Auch die zweite Förderphase (01.07.2023 – 31.05.2024) wird von der Hochschule Esslingen wissenschaftlich begleitet.  Ziel der wissenschaftlichen Begleitung ist es, Erkenntnisse zur Lebens- und Versorgungssituation von Familien in Wohnungslosigkeit zu gewinnen sowie Aussagen dazu zu treffen, welche Impulse durch das Förderprogramm vor Ort gegeben werden konnten. Das Forschungsprojekt geht von folgendem Familienbegriff aus: Familie ist überall dort, wo Menschen dauerhaft Verantwortung füreinander übernehmen und Sorge tragen. Das beinhaltet alle Konstellationen einer Eltern-Kind-Gemeinschaft, also eheliche und nichteheliche Gemeinschaften, gleichgeschlechtliche Lebensgemeinschaften sowie für Alleinerziehende mit ledigen Kindern im eigenen Haushalt, bzw. fremduntergebrachte Kinder.

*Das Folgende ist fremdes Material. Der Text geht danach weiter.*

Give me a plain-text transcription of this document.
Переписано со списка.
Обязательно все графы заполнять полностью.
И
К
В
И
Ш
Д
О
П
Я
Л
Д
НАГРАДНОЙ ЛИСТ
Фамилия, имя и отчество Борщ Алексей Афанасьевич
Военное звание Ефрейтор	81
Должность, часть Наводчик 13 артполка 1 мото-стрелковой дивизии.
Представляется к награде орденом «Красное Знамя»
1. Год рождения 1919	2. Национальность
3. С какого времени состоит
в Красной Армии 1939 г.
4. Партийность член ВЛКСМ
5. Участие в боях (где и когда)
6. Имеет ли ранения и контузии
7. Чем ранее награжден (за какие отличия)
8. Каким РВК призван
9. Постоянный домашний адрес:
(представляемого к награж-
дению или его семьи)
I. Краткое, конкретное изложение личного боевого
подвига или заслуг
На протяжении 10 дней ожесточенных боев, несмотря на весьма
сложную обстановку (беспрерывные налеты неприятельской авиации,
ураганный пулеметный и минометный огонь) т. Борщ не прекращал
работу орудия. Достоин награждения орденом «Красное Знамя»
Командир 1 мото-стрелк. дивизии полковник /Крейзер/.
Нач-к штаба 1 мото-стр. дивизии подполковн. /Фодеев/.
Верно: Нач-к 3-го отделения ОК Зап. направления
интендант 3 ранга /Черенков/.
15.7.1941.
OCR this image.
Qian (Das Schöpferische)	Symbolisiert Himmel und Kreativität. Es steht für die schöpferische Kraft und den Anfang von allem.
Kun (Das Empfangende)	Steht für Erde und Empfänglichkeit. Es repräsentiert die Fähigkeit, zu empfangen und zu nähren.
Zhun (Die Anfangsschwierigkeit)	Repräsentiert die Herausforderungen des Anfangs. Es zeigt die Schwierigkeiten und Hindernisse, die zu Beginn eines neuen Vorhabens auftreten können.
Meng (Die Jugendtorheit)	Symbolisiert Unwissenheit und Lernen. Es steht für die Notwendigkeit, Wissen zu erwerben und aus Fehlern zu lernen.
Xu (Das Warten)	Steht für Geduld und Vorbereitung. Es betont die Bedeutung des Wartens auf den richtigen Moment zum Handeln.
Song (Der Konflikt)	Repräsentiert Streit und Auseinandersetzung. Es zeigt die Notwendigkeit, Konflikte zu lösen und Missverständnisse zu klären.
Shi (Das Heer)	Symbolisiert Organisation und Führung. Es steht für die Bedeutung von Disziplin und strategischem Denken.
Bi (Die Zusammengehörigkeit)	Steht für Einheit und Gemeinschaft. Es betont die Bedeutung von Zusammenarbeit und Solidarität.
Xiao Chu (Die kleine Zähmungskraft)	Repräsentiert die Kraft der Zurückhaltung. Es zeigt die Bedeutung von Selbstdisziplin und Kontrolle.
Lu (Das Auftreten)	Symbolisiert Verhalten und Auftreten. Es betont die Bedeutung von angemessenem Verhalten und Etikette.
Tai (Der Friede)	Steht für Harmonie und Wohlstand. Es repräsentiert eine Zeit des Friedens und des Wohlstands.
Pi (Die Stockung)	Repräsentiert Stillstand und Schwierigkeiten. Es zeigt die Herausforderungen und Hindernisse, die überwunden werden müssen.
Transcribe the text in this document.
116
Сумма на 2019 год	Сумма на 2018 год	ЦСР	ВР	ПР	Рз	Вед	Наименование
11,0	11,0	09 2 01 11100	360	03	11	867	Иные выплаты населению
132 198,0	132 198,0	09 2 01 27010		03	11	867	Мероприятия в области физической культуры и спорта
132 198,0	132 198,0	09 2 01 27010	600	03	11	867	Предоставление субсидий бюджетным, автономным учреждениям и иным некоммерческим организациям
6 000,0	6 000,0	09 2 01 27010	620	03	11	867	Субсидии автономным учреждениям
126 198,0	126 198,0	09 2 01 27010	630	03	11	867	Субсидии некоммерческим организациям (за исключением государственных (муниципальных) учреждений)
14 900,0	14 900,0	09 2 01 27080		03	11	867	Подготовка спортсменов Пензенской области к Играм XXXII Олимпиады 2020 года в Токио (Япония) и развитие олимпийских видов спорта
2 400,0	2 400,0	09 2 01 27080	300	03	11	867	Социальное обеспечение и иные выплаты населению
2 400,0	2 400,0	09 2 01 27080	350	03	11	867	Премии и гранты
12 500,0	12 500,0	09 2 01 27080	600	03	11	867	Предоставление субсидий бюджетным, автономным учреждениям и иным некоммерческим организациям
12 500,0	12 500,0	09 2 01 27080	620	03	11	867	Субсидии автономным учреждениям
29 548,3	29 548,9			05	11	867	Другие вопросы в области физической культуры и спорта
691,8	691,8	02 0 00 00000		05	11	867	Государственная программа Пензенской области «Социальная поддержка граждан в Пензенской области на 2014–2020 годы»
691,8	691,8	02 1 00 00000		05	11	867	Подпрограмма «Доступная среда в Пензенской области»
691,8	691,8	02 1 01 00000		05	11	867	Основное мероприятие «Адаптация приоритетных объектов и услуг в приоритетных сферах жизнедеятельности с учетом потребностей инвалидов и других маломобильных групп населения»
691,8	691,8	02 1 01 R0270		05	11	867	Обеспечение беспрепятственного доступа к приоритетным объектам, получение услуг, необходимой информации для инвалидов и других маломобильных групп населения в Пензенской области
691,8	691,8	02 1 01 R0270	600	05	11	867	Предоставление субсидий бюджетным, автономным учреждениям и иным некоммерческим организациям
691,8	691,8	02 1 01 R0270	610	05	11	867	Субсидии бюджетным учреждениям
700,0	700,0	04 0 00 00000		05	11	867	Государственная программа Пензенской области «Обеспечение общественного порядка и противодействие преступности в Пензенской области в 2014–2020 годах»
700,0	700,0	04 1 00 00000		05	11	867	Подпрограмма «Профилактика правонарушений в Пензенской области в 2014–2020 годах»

Familien in Wohnungslosigkeit systematisch zu betrachten, stellt eine bisherige Lücke in der Praxis und Forschung zur Wohnungsnotfallhilfe dar. Deshalb sind die Erkenntnisgewinne aus diesem Förderprogramm von verstärktem Interesse hinsichtlich kommunaler Wohnungs(notfall)politik, Sozialpolitik und weiteren Impulsen der Landesregierung.

Vorgehen der Begleitforschung

Die Begleitforschung beinhaltet fünf Arbeitspakete

  • Arbeitspaket 1: Gruppeninterviews vor Ort an 10 Standorten
  • Arbeitspaket 2: Austauschtreffen für alle Standorte am 18.10.23 an der Hochschule Esslingen 
  • Arbeitspaket 3: Auswertung eines Fragebogens, der allen Standorten Ende 2023 zugeht
  • Arbeitspaket 4: Informationsbroschüre zu Familien in Wohnungsnot, die sich an alle Kommunalpolitiker:innen in Baden-Württemberg richtet
  • Arbeitspaket 5: Abschlussbericht

Laufzeit des Projektes: 01.07.2023 – 31.12.2024

 

Organisationsteam

Die Projektleitung liegt bei Prof. Dr. rer. soc. Claudia Daigler.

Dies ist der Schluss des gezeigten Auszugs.